Al final de la comida en la Unión de Escritores hubo varios brindis de un fervor etílico muy acentuado, pero no recuerdo si alguno fue en mi honor, o si lo hicieron en danés y yo no llegué a enterarme. De aquel viaje a Copenhague el recuerdo más preciso que me queda, aparte de la estatua misántropa de Kierkegaard y el tejadillo andaluz del Pepe's Bar, es el del viaje de aquella señora llamada Camille Safra en el otoño lluvioso y lúgubre del final de la guerra en Europa. En los viajes se cuentan y se escuchan historias de viajes. Doquiera que el hombre va lleva consigo su novela, dice Galdós en Fortunata y Jacinta. Pero yo, algunas veces, mirando a algunos viajeros que no hablan con nadie, que permanecen callados y herméticos junto a mí en su butaca del avión o beben su copa en la cafetería del tren o miran fijamente el monitor donde transcurre una película, me pregunto que historias sabrán y no cuentan, qué novelas lleva cada uno consigo, de qué viajes vividos o escuchados o imaginarios se estarán acordando mientras viajan en silencio a mi lado, un poco antes de desaparecer para siempre de mi vista, caras ni siquiera recordadas, como la mía para ellos, como la de Franz Kafka en el expreso de Viena o la de Niceto Alcalá Zamora en un autobús que recorre los paisajes desolados del norte de Argentina.
Quien espera
Y tú qué harías si supieras que en cualquier momento pueden venir a buscarte, que tal vez ya figura tu nombre en una lista mecanografiada de presos o de muertos futuros, de sospechosos, de traidores. Quizás ahora mismo alguien ha trazado una señal a lápiz al lado de tu nombre, ha dado el primer paso en un procedimiento que llevará a tu detención y acaso a tu muerte, o a la obligación inmediata del destierro, o por ahora tan sólo a la pérdida del trabajo, o a la de ciertas ventajas menores a las que en principio no te cuesta demasiado renunciar.
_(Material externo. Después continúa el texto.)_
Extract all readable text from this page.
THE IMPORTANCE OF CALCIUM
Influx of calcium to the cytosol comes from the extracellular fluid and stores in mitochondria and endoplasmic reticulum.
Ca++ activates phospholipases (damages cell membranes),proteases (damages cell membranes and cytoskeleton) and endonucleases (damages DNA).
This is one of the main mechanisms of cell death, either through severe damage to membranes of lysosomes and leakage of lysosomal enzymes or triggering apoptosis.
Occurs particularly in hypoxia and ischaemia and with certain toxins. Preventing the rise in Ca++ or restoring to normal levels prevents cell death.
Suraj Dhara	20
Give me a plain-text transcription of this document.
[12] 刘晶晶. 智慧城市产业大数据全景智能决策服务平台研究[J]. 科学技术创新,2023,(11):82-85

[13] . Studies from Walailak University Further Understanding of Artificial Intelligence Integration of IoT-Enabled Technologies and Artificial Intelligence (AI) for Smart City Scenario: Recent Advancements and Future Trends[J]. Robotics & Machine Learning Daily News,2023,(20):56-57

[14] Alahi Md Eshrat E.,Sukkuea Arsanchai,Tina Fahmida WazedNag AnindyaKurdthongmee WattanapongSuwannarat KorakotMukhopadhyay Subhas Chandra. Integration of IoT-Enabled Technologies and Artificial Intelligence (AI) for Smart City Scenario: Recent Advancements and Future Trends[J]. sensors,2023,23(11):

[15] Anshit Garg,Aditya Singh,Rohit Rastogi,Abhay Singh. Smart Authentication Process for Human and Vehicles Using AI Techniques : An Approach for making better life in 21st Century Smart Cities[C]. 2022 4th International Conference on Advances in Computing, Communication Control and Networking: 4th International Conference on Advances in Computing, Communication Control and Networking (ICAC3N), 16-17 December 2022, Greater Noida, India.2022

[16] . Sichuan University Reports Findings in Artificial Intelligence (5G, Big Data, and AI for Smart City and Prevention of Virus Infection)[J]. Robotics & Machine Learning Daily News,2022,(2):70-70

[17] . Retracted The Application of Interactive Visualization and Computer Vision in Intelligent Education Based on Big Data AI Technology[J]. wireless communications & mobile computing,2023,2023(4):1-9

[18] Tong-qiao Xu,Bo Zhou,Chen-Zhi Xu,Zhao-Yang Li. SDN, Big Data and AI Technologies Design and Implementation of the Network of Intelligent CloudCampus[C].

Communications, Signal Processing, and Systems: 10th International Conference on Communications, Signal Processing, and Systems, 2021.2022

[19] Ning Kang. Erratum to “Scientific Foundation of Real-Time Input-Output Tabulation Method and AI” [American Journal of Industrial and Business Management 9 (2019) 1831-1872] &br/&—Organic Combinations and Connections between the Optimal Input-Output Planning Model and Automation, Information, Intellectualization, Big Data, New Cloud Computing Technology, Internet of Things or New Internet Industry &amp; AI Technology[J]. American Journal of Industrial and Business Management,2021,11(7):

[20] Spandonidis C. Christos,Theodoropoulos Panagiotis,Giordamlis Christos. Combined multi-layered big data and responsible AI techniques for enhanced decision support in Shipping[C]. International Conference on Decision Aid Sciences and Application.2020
A Josef K. le notificaron su procesamiento y nadie lo detuvo ni pareció que estuvieran vigilándolo. Tú lo sabes, o al menos deberías imaginarlo, has visto lo que les ocurría a otros muy cerca de ti, vecinos que desaparecen, o que han tenido que huir, o que se han quedado como si no hubiera ningún peligro, como si la amenaza no fuera con ellos. Has oído de noche pasos en la escalera y en el corredor que llevan a la puerta de tu casa y has temido que esta vez vinieran por ti, pero han cesado antes de llegar o han pasado de largo, y han sonado en otra puerta los golpes, y el coche que has oído alejarse más tarde se ha llevado a alguien que podías haber sido tú, aunque prefieras no creerlo, aunque te hayas dicho a ti mismo, queriendo en vano serenarte, que a ti no tienen motivo para detenerte, que ni tú ni los tuyos estáis incluidos en el número de los condenados, al menos por ahora. De qué podrán acusarte, si tú no has hecho nada, si no te has señalado nunca. En ningún momento, a Josef K. lo acusaron de nada, salvo de ser culpable. Perteneces al Partido desde que eras muy joven y admiras sin reserva al camarada Stalin, cuyo retrato tienes colgado en el comedor de tu casa. Eres judío, pero sólo de origen, tus padres te educaron en la religión protestante, en el amor a Alemania, te alistaste voluntario en el verano en cuanto se declaró la guerra, te concedieron cruz de hierro por bravura en el combate, no perteneces a ninguna organización judía, no sientes la menor simpatía hacia el sionismo, pues íntimamente, por tu educación, por tu lengua, hasta por tu aspecto físico, eres sólo alemán.